Un buen paseo por el
campo es algo fantástico. Los árboles, el recorte de las montañas, el cielo, y algún
simpático animal esquivo, nos dan descanso y serenidad. Todo este entorno
natural y su equilibrio, está poblado de leyes biológicas y ecológicas.
Desfigurarlas de un modo agresivo, supondría un suceso lamentable y peligroso.
La naturaleza no es
perfecta, puede tener episodios de espantosa furia como un terremoto o un tsunami.
Por esto las personas, a lo largo de la historia, hemos ido humanizando nuestro
entorno, haciéndolo más habitable. La clave de este progreso está en mejorar la
naturaleza, respetándola y no arrasándola como sucede algunas veces.
Entre las leyes naturales
destacan las que se refieren a nosotros mismos. Tenemos un corazón y dos
pulmones y queremos ser felices, porque albergamos un modo de ser previo a
nuestras decisiones, sin el que no podríamos emprender la aventura de vivir.

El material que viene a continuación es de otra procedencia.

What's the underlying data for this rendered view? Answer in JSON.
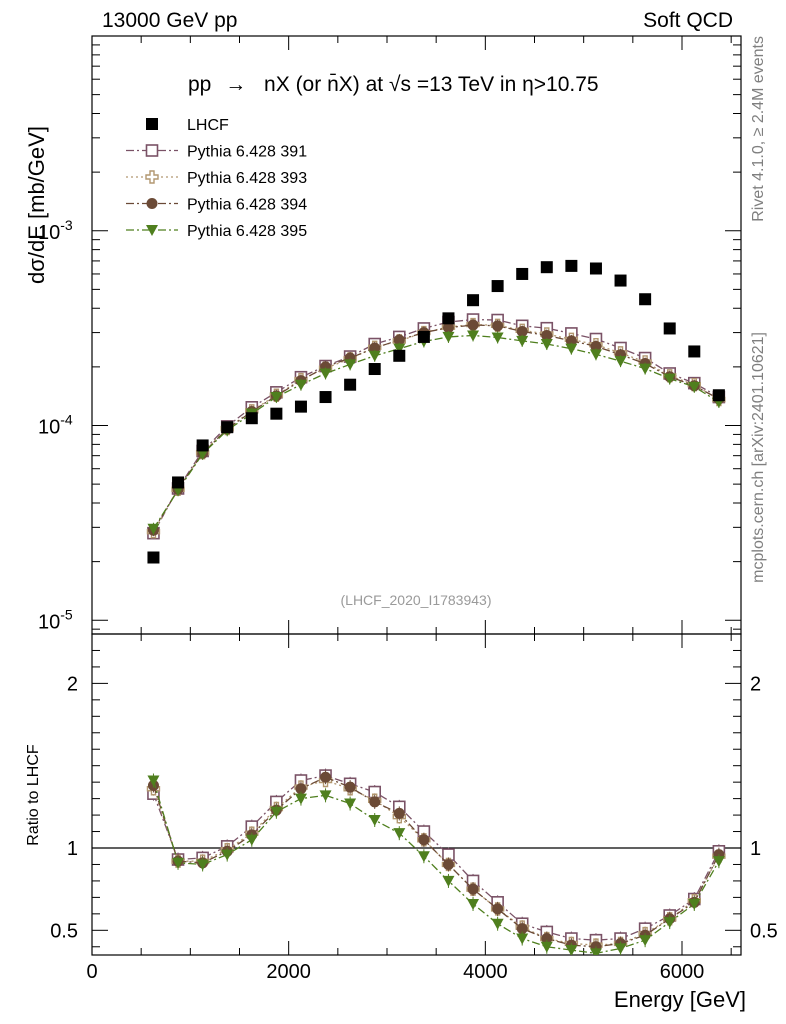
{
  "header": {
    "left": "13000 GeV pp",
    "right": "Soft QCD"
  },
  "side_labels": {
    "rivet": "Rivet 4.1.0, ≥ 2.4M events",
    "mcplots": "mcplots.cern.ch [arXiv:2401.10621]"
  },
  "chart_data": [
    {
      "type": "scatter",
      "title": "pp → nX (or n̄X) at √s=13 TeV in η>10.75",
      "title_parts": {
        "pre": "pp",
        "arrow": "→",
        "process": "nX (or n̄X) at ",
        "sqrt": "√s",
        "energy": "=13 TeV in",
        "eta": "η>10.75"
      },
      "ylabel": "dσ/dE [mb/GeV]",
      "yscale": "log",
      "ylim": [
        8.5e-06,
        0.01
      ],
      "xlim": [
        0,
        6600
      ],
      "ytick_labels": [
        {
          "base": "10",
          "exp": "-5",
          "value": 1e-05
        },
        {
          "base": "10",
          "exp": "-4",
          "value": 0.0001
        },
        {
          "base": "10",
          "exp": "-3",
          "value": 0.001
        }
      ],
      "watermark": "(LHCF_2020_I1783943)",
      "x": [
        625,
        875,
        1125,
        1375,
        1625,
        1875,
        2125,
        2375,
        2625,
        2875,
        3125,
        3375,
        3625,
        3875,
        4125,
        4375,
        4625,
        4875,
        5125,
        5375,
        5625,
        5875,
        6125,
        6375
      ],
      "series": [
        {
          "name": "LHCF",
          "color": "#000000",
          "marker": "filled-square",
          "line": "none",
          "values": [
            2.1e-05,
            5.1e-05,
            7.9e-05,
            9.8e-05,
            0.000109,
            0.000115,
            0.000125,
            0.00014,
            0.000162,
            0.000195,
            0.000228,
            0.000285,
            0.000355,
            0.00044,
            0.00052,
            0.0006,
            0.00065,
            0.00066,
            0.00064,
            0.000555,
            0.000445,
            0.000315,
            0.00024,
            0.000143
          ]
        },
        {
          "name": "Pythia 6.428 391",
          "color": "#7a5266",
          "marker": "open-square",
          "line": "dash-dot",
          "values": [
            2.8e-05,
            4.75e-05,
            7.4e-05,
            9.9e-05,
            0.000124,
            0.000148,
            0.000177,
            0.000202,
            0.000226,
            0.000262,
            0.000285,
            0.000315,
            0.00034,
            0.00035,
            0.000348,
            0.000325,
            0.000316,
            0.000297,
            0.000278,
            0.00025,
            0.000222,
            0.000185,
            0.000165,
            0.00014
          ]
        },
        {
          "name": "Pythia 6.428 393",
          "color": "#b29770",
          "marker": "open-plus",
          "line": "dotted",
          "values": [
            2.85e-05,
            4.7e-05,
            7.25e-05,
            9.65e-05,
            0.000119,
            0.000143,
            0.000172,
            0.000197,
            0.00022,
            0.000252,
            0.000272,
            0.0003,
            0.00032,
            0.00033,
            0.000327,
            0.000308,
            0.000295,
            0.000277,
            0.00026,
            0.000236,
            0.000212,
            0.00018,
            0.000162,
            0.000136
          ]
        },
        {
          "name": "Pythia 6.428 394",
          "color": "#6b4a36",
          "marker": "filled-circle",
          "line": "dash-dot",
          "values": [
            2.9e-05,
            4.7e-05,
            7.2e-05,
            9.6e-05,
            0.000118,
            0.000142,
            0.00017,
            0.0002,
            0.000222,
            0.00025,
            0.000275,
            0.0003,
            0.000318,
            0.000328,
            0.000325,
            0.000304,
            0.00029,
            0.000272,
            0.000255,
            0.000231,
            0.000208,
            0.000178,
            0.00016,
            0.000137
          ]
        },
        {
          "name": "Pythia 6.428 395",
          "color": "#4f7f1e",
          "marker": "filled-triangle-down",
          "line": "dash-dot",
          "values": [
            2.95e-05,
            4.65e-05,
            7.15e-05,
            9.45e-05,
            0.000115,
            0.00014,
            0.000162,
            0.000185,
            0.000206,
            0.000228,
            0.000248,
            0.00027,
            0.000285,
            0.00029,
            0.000283,
            0.000272,
            0.000262,
            0.000248,
            0.000232,
            0.000214,
            0.000196,
            0.000174,
            0.000158,
            0.000132
          ]
        }
      ]
    },
    {
      "type": "scatter",
      "xlabel": "Energy [GeV]",
      "ylabel": "Ratio to LHCF",
      "ylim": [
        0.35,
        2.3
      ],
      "xlim": [
        0,
        6600
      ],
      "reference_line": 1,
      "xticks": [
        0,
        2000,
        4000,
        6000
      ],
      "xtick_labels": [
        "0",
        "2000",
        "4000",
        "6000"
      ],
      "yticks": [
        0.5,
        1,
        2
      ],
      "ytick_labels": [
        "0.5",
        "1",
        "2"
      ],
      "x": [
        625,
        875,
        1125,
        1375,
        1625,
        1875,
        2125,
        2375,
        2625,
        2875,
        3125,
        3375,
        3625,
        3875,
        4125,
        4375,
        4625,
        4875,
        5125,
        5375,
        5625,
        5875,
        6125,
        6375
      ],
      "series": [
        {
          "name": "Pythia 6.428 391",
          "values": [
            1.33,
            0.93,
            0.94,
            1.01,
            1.13,
            1.28,
            1.41,
            1.44,
            1.39,
            1.34,
            1.25,
            1.1,
            0.96,
            0.8,
            0.67,
            0.54,
            0.49,
            0.45,
            0.44,
            0.45,
            0.51,
            0.59,
            0.69,
            0.98
          ]
        },
        {
          "name": "Pythia 6.428 393",
          "values": [
            1.36,
            0.92,
            0.92,
            0.99,
            1.09,
            1.24,
            1.37,
            1.41,
            1.36,
            1.29,
            1.19,
            1.05,
            0.9,
            0.75,
            0.63,
            0.52,
            0.45,
            0.42,
            0.41,
            0.42,
            0.48,
            0.57,
            0.68,
            0.95
          ]
        },
        {
          "name": "Pythia 6.428 394",
          "values": [
            1.38,
            0.92,
            0.91,
            0.98,
            1.08,
            1.23,
            1.36,
            1.43,
            1.37,
            1.28,
            1.21,
            1.05,
            0.9,
            0.75,
            0.63,
            0.51,
            0.45,
            0.41,
            0.4,
            0.42,
            0.47,
            0.57,
            0.67,
            0.96
          ]
        },
        {
          "name": "Pythia 6.428 395",
          "values": [
            1.41,
            0.91,
            0.9,
            0.96,
            1.05,
            1.22,
            1.3,
            1.32,
            1.27,
            1.17,
            1.09,
            0.95,
            0.8,
            0.66,
            0.54,
            0.45,
            0.4,
            0.38,
            0.36,
            0.39,
            0.44,
            0.55,
            0.66,
            0.92
          ]
        }
      ]
    }
  ]
}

Sin embargo, actualmente en España se están multiplicando leyes que intentan
autodefinir radicalmente la identidad humana. La tremenda realidad del aborto
masivo e industrial se ha banalizado, arrancando toda dignidad objetiva de la
vida del nonato. Las rupturas matrimoniales asolan las vidas de muchísimos
jóvenes, que ya no crecen al calor del amor de sus padres. El matrimonio civil ni
siquiera contempla ya la natural complementariedad de la mujer y el hombre. La
eutanasia olvida el cuidado incondicional que se debe a toda vida humana. Ser
hombre o mujer se ha convertido en una decisión que se otorga con un papeleo
automático. La nueva ley de educación impuesta, que no ha contado con la
opinión de instituciones educativas plurales, presenta rasgos
antropológicamente sectarios y una competencia docente muy dudosa. Lo más
llamativo es que quien exprese su desacuerdo respecto de algunas de estas leyes,
pese a hacerlo con respeto, puede tener problemas laborales y penales.
La realidad es que no se
puede forzar indefinidamente la naturaleza. No aceptarla, especialmente la propia,
es un error humano y social grave. Por supuesto que también hay muchísimas cosas
buenas en nuestra convivencia, que son motivo de esperanza. Por esto hay que
tener el valor de llamar a las cosas por su nombre, al menos hay que alcanzar
la voluntad de un diálogo sincero, para no caer en auténticas dictaduras que pretenden
suprimir hasta la serena opinión de los que disienten de una deriva ideológica,
que ha perdido la sensatez de los campos, el cielo y las montañas.